To Pierre Samuel Du Pont de Nemours
Monticello July 26. 1800.
My dear Sir
I am much indebted to my enemies for proving, by their [little] tale of my death, that I have friends. the sensibility you are so good as to express on this occasion is very precious to me. I have never enjoyed better nor more uninterrupted health.
I ought sooner to have acknoleged your favor of June 15. which came to hand in due time as did that of the 6th. instant. [I] thank you for your assiduities on the subject of education. there is no occasion to incommode yourself or your friend by pressing it; as when recieved it will still be some time before we shall probably find a [good] occasion of bringing forward the subject. there are labors for which your reward will come when you will be no longer here to enjoy it. We have had what is considered here as a very hot spell of weather. yesterday was the warmest day we have had this year. the thermometer was at 86.° at this place, & probably 2. or 3.° more in the vicinities.—when do you move on to Alexandria? for then I may expect to see you.
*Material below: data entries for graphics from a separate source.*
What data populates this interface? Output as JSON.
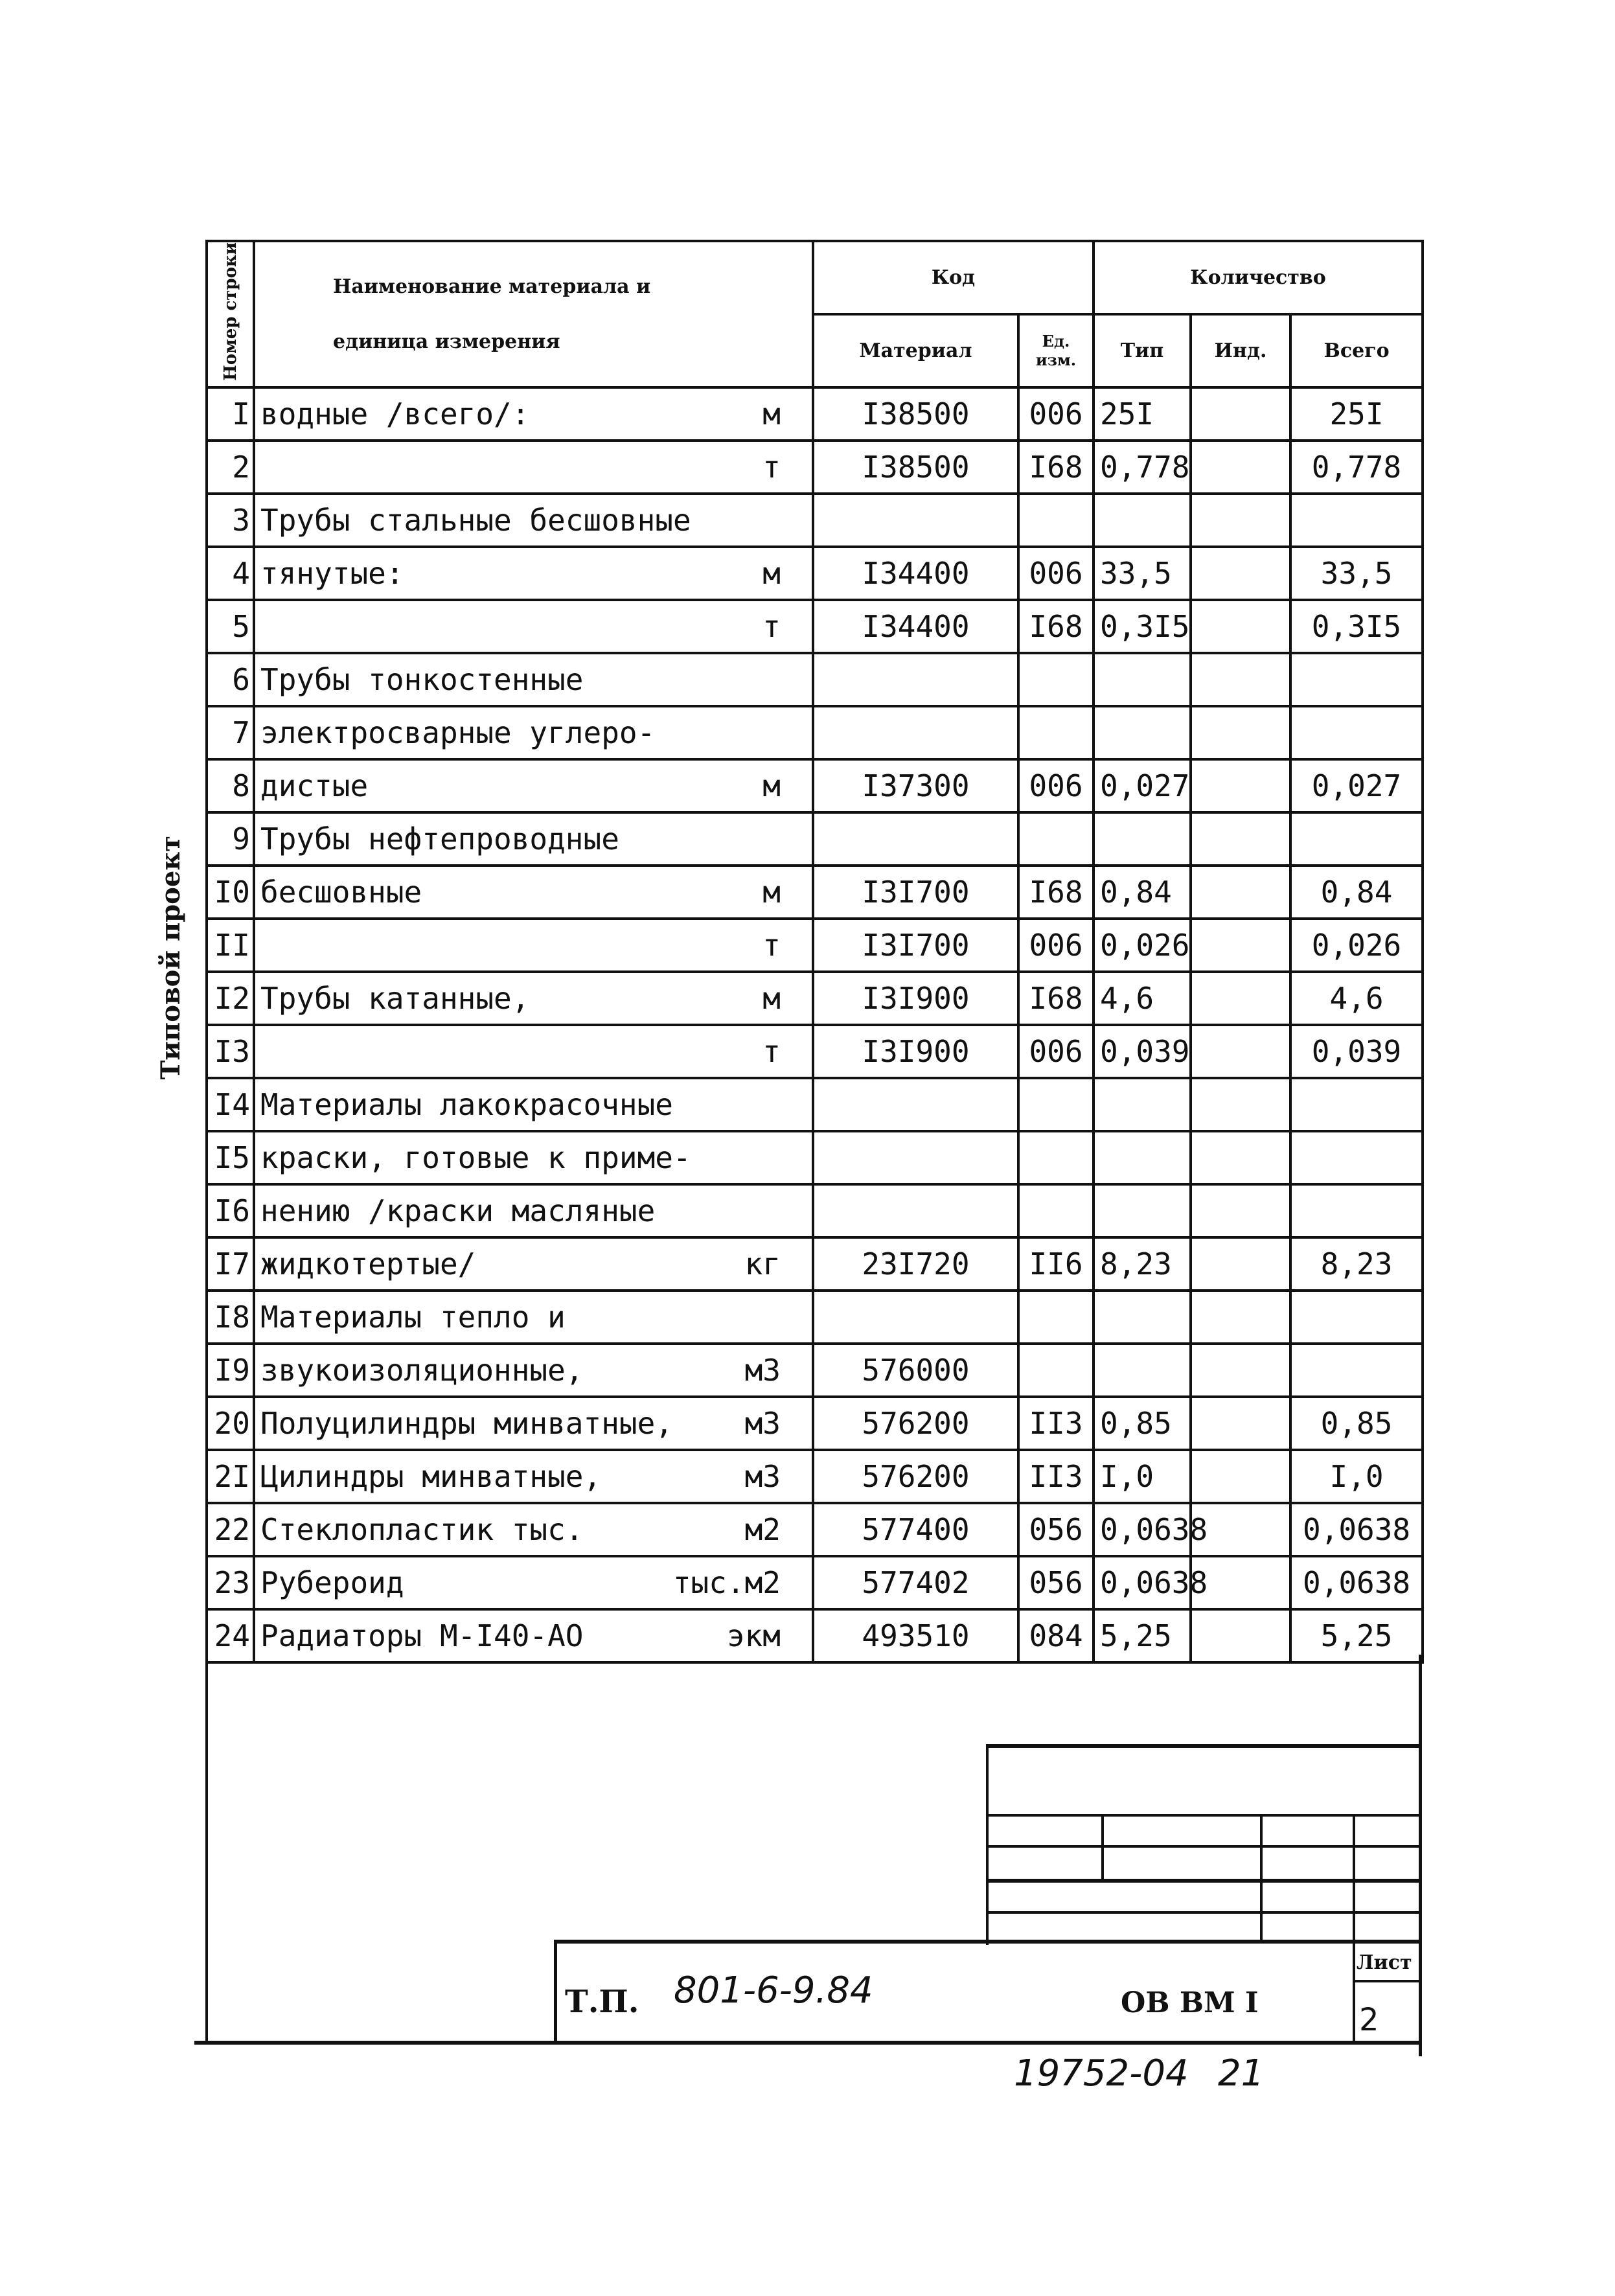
{
  "side_text": "Типовой проект",
  "header": {
    "row_no": "Номер строки",
    "name_line1": "Наименование материала и",
    "name_line2": "единица измерения",
    "code": "Код",
    "quantity": "Количество",
    "material": "Материал",
    "unit": "Ед. изм.",
    "typ": "Тип",
    "ind": "Инд.",
    "total": "Всего"
  },
  "rows": [
    {
      "n": "I",
      "name": "водные /всего/:",
      "u": "м",
      "mat": "I38500",
      "ed": "006",
      "tip": "25I",
      "ind": "",
      "all": "25I"
    },
    {
      "n": "2",
      "name": "",
      "u": "т",
      "mat": "I38500",
      "ed": "I68",
      "tip": "0,778",
      "ind": "",
      "all": "0,778"
    },
    {
      "n": "3",
      "name": "Трубы стальные бесшовные",
      "u": "",
      "mat": "",
      "ed": "",
      "tip": "",
      "ind": "",
      "all": ""
    },
    {
      "n": "4",
      "name": "тянутые:",
      "u": "м",
      "mat": "I34400",
      "ed": "006",
      "tip": "33,5",
      "ind": "",
      "all": "33,5"
    },
    {
      "n": "5",
      "name": "",
      "u": "т",
      "mat": "I34400",
      "ed": "I68",
      "tip": "0,3I5",
      "ind": "",
      "all": "0,3I5"
    },
    {
      "n": "6",
      "name": "Трубы тонкостенные",
      "u": "",
      "mat": "",
      "ed": "",
      "tip": "",
      "ind": "",
      "all": ""
    },
    {
      "n": "7",
      "name": "электросварные углеро-",
      "u": "",
      "mat": "",
      "ed": "",
      "tip": "",
      "ind": "",
      "all": ""
    },
    {
      "n": "8",
      "name": "дистые",
      "u": "м",
      "mat": "I37300",
      "ed": "006",
      "tip": "0,027",
      "ind": "",
      "all": "0,027"
    },
    {
      "n": "9",
      "name": "Трубы нефтепроводные",
      "u": "",
      "mat": "",
      "ed": "",
      "tip": "",
      "ind": "",
      "all": ""
    },
    {
      "n": "I0",
      "name": "бесшовные",
      "u": "м",
      "mat": "I3I700",
      "ed": "I68",
      "tip": "0,84",
      "ind": "",
      "all": "0,84"
    },
    {
      "n": "II",
      "name": "",
      "u": "т",
      "mat": "I3I700",
      "ed": "006",
      "tip": "0,026",
      "ind": "",
      "all": "0,026"
    },
    {
      "n": "I2",
      "name": "Трубы катанные,",
      "u": "м",
      "mat": "I3I900",
      "ed": "I68",
      "tip": "4,6",
      "ind": "",
      "all": "4,6"
    },
    {
      "n": "I3",
      "name": "",
      "u": "т",
      "mat": "I3I900",
      "ed": "006",
      "tip": "0,039",
      "ind": "",
      "all": "0,039"
    },
    {
      "n": "I4",
      "name": "Материалы лакокрасочные",
      "u": "",
      "mat": "",
      "ed": "",
      "tip": "",
      "ind": "",
      "all": ""
    },
    {
      "n": "I5",
      "name": "краски, готовые к приме-",
      "u": "",
      "mat": "",
      "ed": "",
      "tip": "",
      "ind": "",
      "all": ""
    },
    {
      "n": "I6",
      "name": "нению /краски масляные",
      "u": "",
      "mat": "",
      "ed": "",
      "tip": "",
      "ind": "",
      "all": ""
    },
    {
      "n": "I7",
      "name": "жидкотертые/",
      "u": "кг",
      "mat": "23I720",
      "ed": "II6",
      "tip": "8,23",
      "ind": "",
      "all": "8,23"
    },
    {
      "n": "I8",
      "name": "Материалы тепло и",
      "u": "",
      "mat": "",
      "ed": "",
      "tip": "",
      "ind": "",
      "all": ""
    },
    {
      "n": "I9",
      "name": "звукоизоляционные,",
      "u": "м3",
      "mat": "576000",
      "ed": "",
      "tip": "",
      "ind": "",
      "all": ""
    },
    {
      "n": "20",
      "name": "Полуцилиндры минватные,",
      "u": "м3",
      "mat": "576200",
      "ed": "II3",
      "tip": "0,85",
      "ind": "",
      "all": "0,85"
    },
    {
      "n": "2I",
      "name": "Цилиндры минватные,",
      "u": "м3",
      "mat": "576200",
      "ed": "II3",
      "tip": "I,0",
      "ind": "",
      "all": "I,0"
    },
    {
      "n": "22",
      "name": "Стеклопластик тыс.",
      "u": "м2",
      "mat": "577400",
      "ed": "056",
      "tip": "0,0638",
      "ind": "",
      "all": "0,0638"
    },
    {
      "n": "23",
      "name": "Рубероид",
      "u": "тыс.м2",
      "mat": "577402",
      "ed": "056",
      "tip": "0,0638",
      "ind": "",
      "all": "0,0638"
    },
    {
      "n": "24",
      "name": "Радиаторы М-I40-АО",
      "u": "экм",
      "mat": "493510",
      "ed": "084",
      "tip": "5,25",
      "ind": "",
      "all": "5,25"
    }
  ],
  "title_block": {
    "tp": "Т.П.",
    "project": "801-6-9.84",
    "code": "ОВ ВМ I",
    "sheet_label": "Лист",
    "sheet": "2"
  },
  "footer": {
    "inventory": "19752-04",
    "page": "21"
  }
}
I have much lamented you did not land here instead of New York. as you were determined to find the first spot you saw good enough to live on, this might in that case have become the object of your choice. we are anxious to hear of our treaty from Paris. when that arrives, I presume, I shall have to meet the Senate at Washington. and perhaps I may meet yourself there: for till then I can hardly flatter myself with your adventuring so far as this place. then, now, or whenever it best suits you I shall be most happy to recieve you. present my friendly salutations to Madame Dupont and to all the members of your family, & accept yourself assurances of my sincere & affectionate attachment.